The task today is to strengthen and renew institutions such as the World Bank, the IMF and the WTO and to recast them to greet the new millennium. Labour is closely involved in seeking to strengthen and reshape the work of the United Nations, the World Bank and the IMF. Past World Bank policies often paid too little attention to the social and environmental costs of economic reform. That is changing. And Britain is a major player in World Bank discussions, working with like-minded forces to change the approach of the bank to adjustment and economic reform programmes.

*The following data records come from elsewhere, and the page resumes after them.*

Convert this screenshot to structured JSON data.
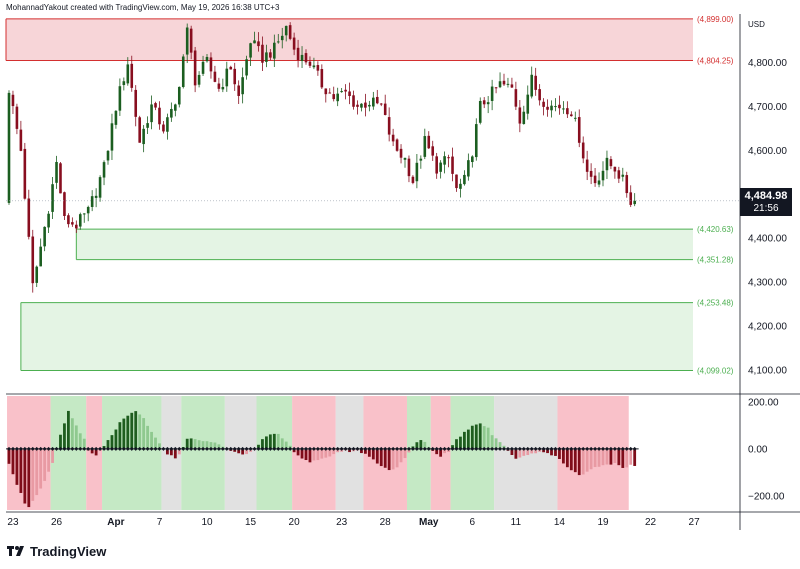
{
  "attribution": "MohannadYakout created with TradingView.com, May 19, 2026 16:38 UTC+3",
  "branding": {
    "name": "TradingView",
    "logo_icon": "tradingview-logo-icon"
  },
  "currency_label": "USD",
  "last_price": {
    "value": "4,484.98",
    "countdown": "21:56"
  },
  "colors": {
    "up_candle": "#1b5e20",
    "down_candle": "#880e1f",
    "resistance_line": "#d32f2f",
    "resistance_fill": "#f4c7cb",
    "support_line": "#4caf50",
    "support_fill": "#dff2df",
    "osc_pos_strong": "#1e5d1e",
    "osc_pos_weak": "#8fc98f",
    "osc_neg_strong": "#7f0d1a",
    "osc_neg_weak": "#e89aa3",
    "bg_green": "#b7e3b7",
    "bg_red": "#f7b2bb",
    "bg_gray": "#d9d9d9"
  },
  "chart_data": [
    {
      "type": "candlestick",
      "title": "",
      "y_axis_label": "USD",
      "ylim": [
        4050,
        4910
      ],
      "y_ticks": [
        4100,
        4200,
        4300,
        4400,
        4500,
        4600,
        4700,
        4800
      ],
      "y_tick_labels": [
        "4,100.00",
        "4,200.00",
        "4,300.00",
        "4,400.00",
        "4,500.00",
        "4,600.00",
        "4,700.00",
        "4,800.00"
      ],
      "x_ticks": [
        "23",
        "26",
        "Apr",
        "7",
        "10",
        "15",
        "20",
        "23",
        "28",
        "May",
        "6",
        "11",
        "14",
        "19",
        "22",
        "27"
      ],
      "x_range_bars": [
        0,
        159
      ],
      "x_tick_bars": [
        1,
        12,
        27,
        38,
        50,
        61,
        72,
        84,
        95,
        106,
        117,
        128,
        139,
        150,
        162,
        173
      ],
      "close_path": [
        [
          0,
          4740
        ],
        [
          3,
          4600
        ],
        [
          6,
          4290
        ],
        [
          8,
          4380
        ],
        [
          10,
          4470
        ],
        [
          12,
          4570
        ],
        [
          14,
          4440
        ],
        [
          17,
          4430
        ],
        [
          20,
          4460
        ],
        [
          24,
          4560
        ],
        [
          27,
          4700
        ],
        [
          30,
          4800
        ],
        [
          33,
          4620
        ],
        [
          36,
          4700
        ],
        [
          39,
          4650
        ],
        [
          42,
          4700
        ],
        [
          45,
          4870
        ],
        [
          47,
          4760
        ],
        [
          50,
          4800
        ],
        [
          53,
          4740
        ],
        [
          56,
          4790
        ],
        [
          58,
          4720
        ],
        [
          61,
          4850
        ],
        [
          64,
          4810
        ],
        [
          67,
          4830
        ],
        [
          70,
          4880
        ],
        [
          72,
          4830
        ],
        [
          74,
          4810
        ],
        [
          76,
          4800
        ],
        [
          79,
          4750
        ],
        [
          82,
          4720
        ],
        [
          85,
          4730
        ],
        [
          88,
          4700
        ],
        [
          91,
          4710
        ],
        [
          94,
          4700
        ],
        [
          97,
          4610
        ],
        [
          100,
          4580
        ],
        [
          102,
          4530
        ],
        [
          105,
          4620
        ],
        [
          108,
          4560
        ],
        [
          111,
          4580
        ],
        [
          113,
          4510
        ],
        [
          115,
          4530
        ],
        [
          117,
          4600
        ],
        [
          119,
          4700
        ],
        [
          122,
          4730
        ],
        [
          124,
          4750
        ],
        [
          127,
          4740
        ],
        [
          129,
          4670
        ],
        [
          132,
          4760
        ],
        [
          134,
          4720
        ],
        [
          137,
          4700
        ],
        [
          140,
          4700
        ],
        [
          142,
          4690
        ],
        [
          144,
          4630
        ],
        [
          146,
          4550
        ],
        [
          148,
          4530
        ],
        [
          151,
          4570
        ],
        [
          153,
          4560
        ],
        [
          155,
          4530
        ],
        [
          157,
          4484.98
        ]
      ],
      "levels": [
        {
          "label": "(4,899.00)",
          "value": 4899.0,
          "kind": "resistance"
        },
        {
          "label": "(4,804.25)",
          "value": 4804.25,
          "kind": "resistance"
        },
        {
          "label": "(4,420.63)",
          "value": 4420.63,
          "kind": "support"
        },
        {
          "label": "(4,351.28)",
          "value": 4351.28,
          "kind": "support"
        },
        {
          "label": "(4,253.48)",
          "value": 4253.48,
          "kind": "support"
        },
        {
          "label": "(4,099.02)",
          "value": 4099.02,
          "kind": "support"
        }
      ],
      "zones": [
        {
          "kind": "resistance",
          "from": 4804.25,
          "to": 4899.0,
          "start_bar": -1
        },
        {
          "kind": "support",
          "from": 4351.28,
          "to": 4420.63,
          "start_bar": 17
        },
        {
          "kind": "support",
          "from": 4099.02,
          "to": 4253.48,
          "start_bar": 3
        }
      ],
      "last_price": 4484.98
    },
    {
      "type": "histogram",
      "title": "",
      "ylim": [
        -260,
        225
      ],
      "y_ticks": [
        200,
        0,
        -200
      ],
      "y_tick_labels": [
        "200.00",
        "0.00",
        "−200.00"
      ],
      "regimes": [
        {
          "from": 0,
          "to": 11,
          "state": "red"
        },
        {
          "from": 11,
          "to": 20,
          "state": "green"
        },
        {
          "from": 20,
          "to": 24,
          "state": "red"
        },
        {
          "from": 24,
          "to": 39,
          "state": "green"
        },
        {
          "from": 39,
          "to": 44,
          "state": "gray"
        },
        {
          "from": 44,
          "to": 55,
          "state": "green"
        },
        {
          "from": 55,
          "to": 63,
          "state": "gray"
        },
        {
          "from": 63,
          "to": 72,
          "state": "green"
        },
        {
          "from": 72,
          "to": 83,
          "state": "red"
        },
        {
          "from": 83,
          "to": 90,
          "state": "gray"
        },
        {
          "from": 90,
          "to": 101,
          "state": "red"
        },
        {
          "from": 101,
          "to": 107,
          "state": "green"
        },
        {
          "from": 107,
          "to": 112,
          "state": "red"
        },
        {
          "from": 112,
          "to": 123,
          "state": "green"
        },
        {
          "from": 123,
          "to": 139,
          "state": "gray"
        },
        {
          "from": 139,
          "to": 157,
          "state": "red"
        }
      ],
      "value_path": [
        [
          0,
          -60
        ],
        [
          2,
          -150
        ],
        [
          4,
          -230
        ],
        [
          5,
          -245
        ],
        [
          7,
          -200
        ],
        [
          9,
          -140
        ],
        [
          11,
          -60
        ],
        [
          13,
          60
        ],
        [
          15,
          160
        ],
        [
          17,
          100
        ],
        [
          19,
          40
        ],
        [
          20,
          -10
        ],
        [
          22,
          -30
        ],
        [
          24,
          10
        ],
        [
          26,
          60
        ],
        [
          28,
          110
        ],
        [
          30,
          140
        ],
        [
          32,
          160
        ],
        [
          34,
          130
        ],
        [
          36,
          70
        ],
        [
          38,
          20
        ],
        [
          40,
          -20
        ],
        [
          42,
          -40
        ],
        [
          43,
          -20
        ],
        [
          44,
          10
        ],
        [
          45,
          40
        ],
        [
          47,
          45
        ],
        [
          49,
          30
        ],
        [
          51,
          30
        ],
        [
          53,
          20
        ],
        [
          55,
          0
        ],
        [
          58,
          -20
        ],
        [
          60,
          -20
        ],
        [
          62,
          0
        ],
        [
          64,
          40
        ],
        [
          66,
          60
        ],
        [
          68,
          60
        ],
        [
          70,
          30
        ],
        [
          72,
          -10
        ],
        [
          74,
          -40
        ],
        [
          76,
          -55
        ],
        [
          78,
          -50
        ],
        [
          80,
          -40
        ],
        [
          82,
          -20
        ],
        [
          84,
          -10
        ],
        [
          88,
          -10
        ],
        [
          90,
          -20
        ],
        [
          93,
          -60
        ],
        [
          96,
          -90
        ],
        [
          98,
          -80
        ],
        [
          100,
          -40
        ],
        [
          102,
          10
        ],
        [
          104,
          40
        ],
        [
          105,
          30
        ],
        [
          107,
          -10
        ],
        [
          109,
          -30
        ],
        [
          111,
          -10
        ],
        [
          113,
          40
        ],
        [
          115,
          70
        ],
        [
          117,
          100
        ],
        [
          119,
          110
        ],
        [
          121,
          90
        ],
        [
          122,
          60
        ],
        [
          124,
          30
        ],
        [
          126,
          -10
        ],
        [
          128,
          -40
        ],
        [
          130,
          -30
        ],
        [
          132,
          -20
        ],
        [
          134,
          -10
        ],
        [
          136,
          -20
        ],
        [
          138,
          -30
        ],
        [
          140,
          -60
        ],
        [
          142,
          -90
        ],
        [
          144,
          -110
        ],
        [
          146,
          -100
        ],
        [
          148,
          -80
        ],
        [
          151,
          -70
        ],
        [
          153,
          -60
        ],
        [
          155,
          -80
        ],
        [
          157,
          -70
        ]
      ]
    }
  ]
}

This is a large agenda. But it is the agenda on which a new politics must be constructed and new alliances forged. As a recent Foreign Policy Centre paper on globalisation (David Held et al, 1999) pointed out:
“The challenge of globalisation is ultimately political . . . This means rethinking politics. We need to take our established ideas about political equality, social justice and liberty and refashion these into a coherent political project robust enough for a world where power is exercised on a transnational scale, and where risks are shared by peoples across the world.

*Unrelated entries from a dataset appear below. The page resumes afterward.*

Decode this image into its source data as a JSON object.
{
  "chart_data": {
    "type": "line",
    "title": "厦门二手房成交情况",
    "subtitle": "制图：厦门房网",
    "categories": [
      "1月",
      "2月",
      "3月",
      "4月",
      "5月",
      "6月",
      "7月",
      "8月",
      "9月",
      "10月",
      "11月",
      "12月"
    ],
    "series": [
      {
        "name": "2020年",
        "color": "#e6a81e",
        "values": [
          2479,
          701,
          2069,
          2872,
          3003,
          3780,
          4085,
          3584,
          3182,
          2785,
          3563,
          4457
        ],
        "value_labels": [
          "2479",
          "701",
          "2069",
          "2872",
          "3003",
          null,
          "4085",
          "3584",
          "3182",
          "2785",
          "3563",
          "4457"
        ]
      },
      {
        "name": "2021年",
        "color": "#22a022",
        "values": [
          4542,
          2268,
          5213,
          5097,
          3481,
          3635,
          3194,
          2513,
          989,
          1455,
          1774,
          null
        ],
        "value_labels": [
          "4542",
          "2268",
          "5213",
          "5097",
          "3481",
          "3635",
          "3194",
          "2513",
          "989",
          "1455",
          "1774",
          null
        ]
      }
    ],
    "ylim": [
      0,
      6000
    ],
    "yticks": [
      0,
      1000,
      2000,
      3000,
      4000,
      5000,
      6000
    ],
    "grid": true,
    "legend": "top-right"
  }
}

“And we need to think about what institutions will allow us to tackle these global problems while responding to the aspirations of the people they are meant to serve.”
This is, indeed, the challenge of our age. Our political tradition – working with progressive forces across the world – is well placed to rise to that challenge, to help manage globalisation in pursuit of the common objectives of global peace, sustainable development and social justice.
Clare Short, Secretary of State for International Development, The New Statesman Essay, 16th August 1999.